Cette visite, largement relayée par les médias, survient peu de temps après que le président sénégalais a exprimé, lors d’une entrevue, son intention de résider et de vivre au Maroc après la fin de son mandat. Des observateurs, ayant préalablement échangé avec Hespress, ont expliqué que le choix de plusieurs présidents et personnalités politiques africains de s’établir au Maroc découle de divers facteurs qui rendent Rabat attrayante pour eux.
Parmi ces facteurs, il convient de mentionner la stabilité politique et sécuritaire dont jouit le Maroc, distinguant ainsi le pays de ses voisins confrontés à des troubles sécuritaires et à des menaces grandissantes à leurs frontières. De même, la stabilité financière et économique, ainsi que les relations historiques entretenues depuis longue date par Rabat avec divers présidents africains, tels que l’ancien président gabonais Ali Bongo et son homologue congolais Denis Sassou Nguesso, sont des éléments qui contribuent à cette attractivité.
Dans un même ordre d’idées, les observateurs soulignent la neutralité avec laquelle Rabat aborde les crises internes de plusieurs pays africains, notamment à la suite de récents coups d’État militaires ayant renversé plusieurs dirigeants dans la région du Sahel et du Sahara. Le respect des principes encadrant la politique étrangère marocaine, à savoir le non-ingérence dans les affaires intérieures d’autres États, renforce la réputation du Maroc sur le continent et accroît son attrait pour les anciens présidents.
Par ailleurs, le Sénégal traverse une crise politique sans précédent depuis février dernier, déclenchée par l’annonce du président Macky Sall de reporter les élections présidentielles initialement prévues pour le 25 du même mois, jusqu’en décembre prochain.
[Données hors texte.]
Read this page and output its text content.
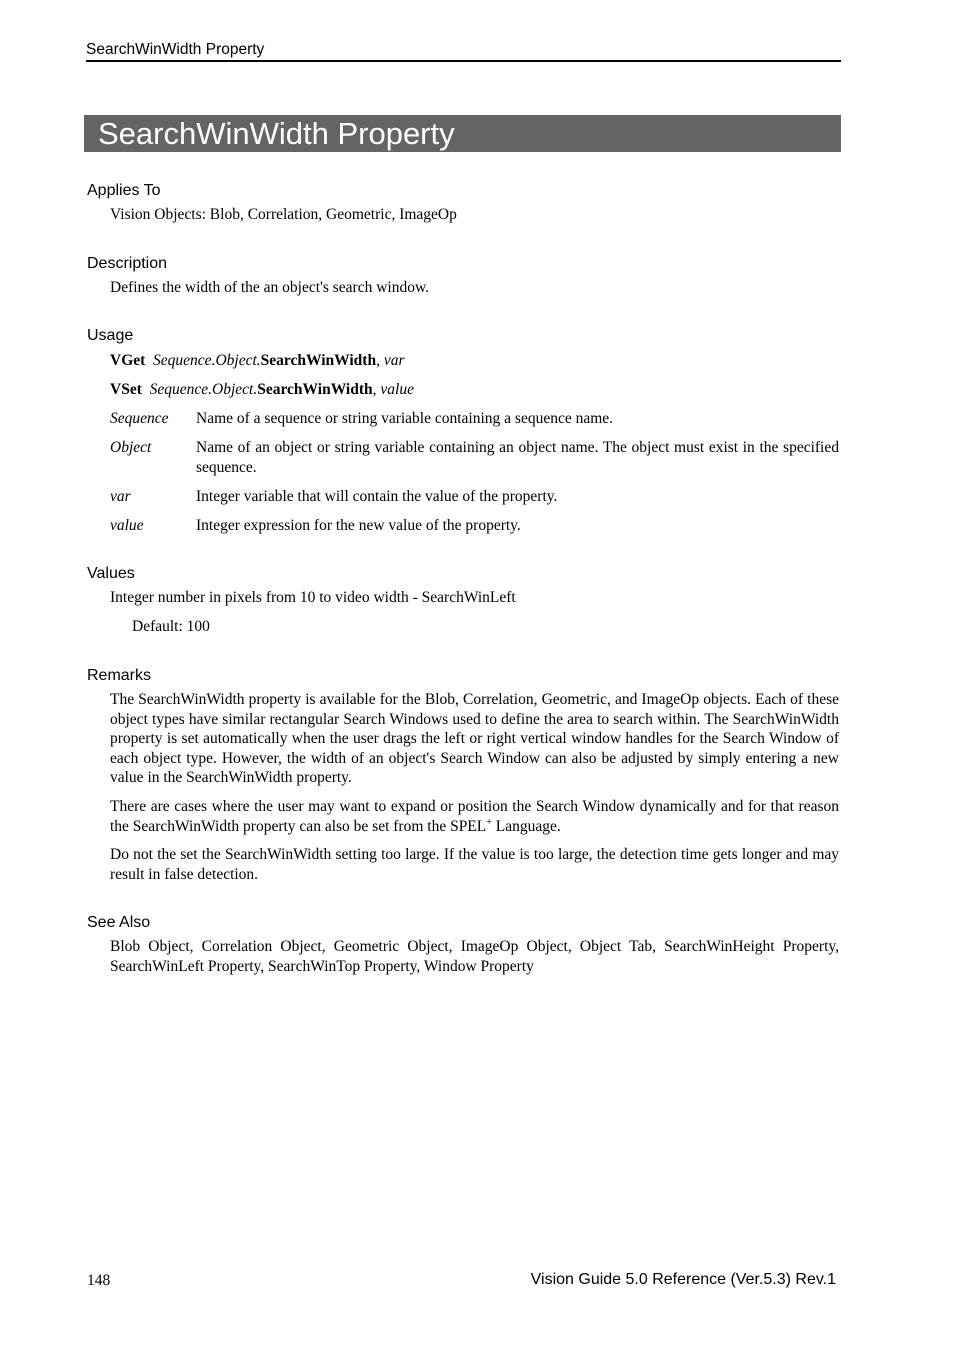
SearchWinWidth Property
SearchWinWidth Property
Applies To
Vision Objects: Blob, Correlation, Geometric, ImageOp
Description
Defines the width of the an object's search window.
Usage
VGet Sequence.Object.SearchWinWidth, var
VSet Sequence.Object.SearchWinWidth, value
Sequence Name of a sequence or string variable containing a sequence name.
Object	Name of an object or string variable containing an object name. The object must exist in the specified sequence.
var	Integer variable that will contain the value of the property.
value	Integer expression for the new value of the property.
Values
Integer number in pixels from 10 to video width - SearchWinLeft
Default: 100
Remarks
The SearchWinWidth property is available for the Blob, Correlation, Geometric, and ImageOp objects. Each of these object types have similar rectangular Search Windows used to define the area to search within. The SearchWinWidth property is set automatically when the user drags the left or right vertical window handles for the Search Window of each object type. However, the width of an object's Search Window can also be adjusted by simply entering a new value in the SearchWinWidth property.
There are cases where the user may want to expand or position the Search Window dynamically and for that reason the SearchWinWidth property can also be set from the SPEL+ Language.
Do not the set the SearchWinWidth setting too large. If the value is too large, the detection time gets longer and may result in false detection.
See Also
Blob Object, Correlation Object, Geometric Object, ImageOp Object, Object Tab, SearchWinHeight Property, SearchWinLeft Property, SearchWinTop Property, Window Property
148	Vision Guide 5.0 Reference (Ver.5.3) Rev.1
Cette décision a suscité une vague de protestations menée par l’opposition, secouant la capitale Dakar et plusieurs autres villes du pays, et entraînant des pertes humaines et des blessés. Les capitales occidentales, notamment Washington, Paris et Berlin, ainsi que les pays de la CEDEAO, ont critiqué cette initiative et ont appelé au report des élections présidentielles au Sénégal.
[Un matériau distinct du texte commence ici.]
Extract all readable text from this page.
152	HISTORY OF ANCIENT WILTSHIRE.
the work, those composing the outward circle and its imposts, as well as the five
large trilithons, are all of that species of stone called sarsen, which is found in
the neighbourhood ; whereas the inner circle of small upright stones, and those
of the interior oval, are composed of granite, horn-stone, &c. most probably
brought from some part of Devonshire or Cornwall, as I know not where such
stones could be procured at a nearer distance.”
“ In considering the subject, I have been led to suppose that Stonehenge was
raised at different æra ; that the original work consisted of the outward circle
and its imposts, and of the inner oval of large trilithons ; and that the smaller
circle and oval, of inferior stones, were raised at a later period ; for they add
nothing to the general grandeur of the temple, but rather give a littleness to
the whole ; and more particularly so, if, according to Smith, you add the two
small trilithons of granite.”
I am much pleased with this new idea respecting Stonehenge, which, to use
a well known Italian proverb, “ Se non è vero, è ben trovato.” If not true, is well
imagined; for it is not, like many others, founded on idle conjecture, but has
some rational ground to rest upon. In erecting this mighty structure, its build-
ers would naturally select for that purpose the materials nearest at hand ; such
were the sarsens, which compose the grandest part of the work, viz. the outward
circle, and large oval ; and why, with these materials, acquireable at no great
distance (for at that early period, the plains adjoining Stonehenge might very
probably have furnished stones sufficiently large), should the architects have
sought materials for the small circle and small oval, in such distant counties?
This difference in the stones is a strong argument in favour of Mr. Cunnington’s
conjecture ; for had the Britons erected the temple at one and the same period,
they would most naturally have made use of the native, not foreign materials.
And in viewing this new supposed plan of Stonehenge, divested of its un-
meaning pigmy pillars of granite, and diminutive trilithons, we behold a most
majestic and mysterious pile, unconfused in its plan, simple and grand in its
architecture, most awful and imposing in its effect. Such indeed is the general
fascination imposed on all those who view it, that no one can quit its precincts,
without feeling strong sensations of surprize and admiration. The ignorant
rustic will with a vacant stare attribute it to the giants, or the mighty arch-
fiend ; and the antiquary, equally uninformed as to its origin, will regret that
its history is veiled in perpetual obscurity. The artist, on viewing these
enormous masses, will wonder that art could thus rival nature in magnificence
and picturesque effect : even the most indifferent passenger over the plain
La tension politique s’est apaisée suite au retrait de la décision par le président Sall, annonçant l’organisation du premier tour des élections présidentielles pour le 24 du mois en cours, après l’intervention du Conseil constitutionnel sénégalais, qui a jugé illégale la décision de reporter les élections. De plus, le président a décidé de rester en fonction jusqu’à l’élection de son successeur et a ordonné la libération de plusieurs opposants arrêtés lors des manifestations. Ces mesures ont été accueillies favorablement au niveau régional et international, notamment par l’Union africaine et l’Union européenne.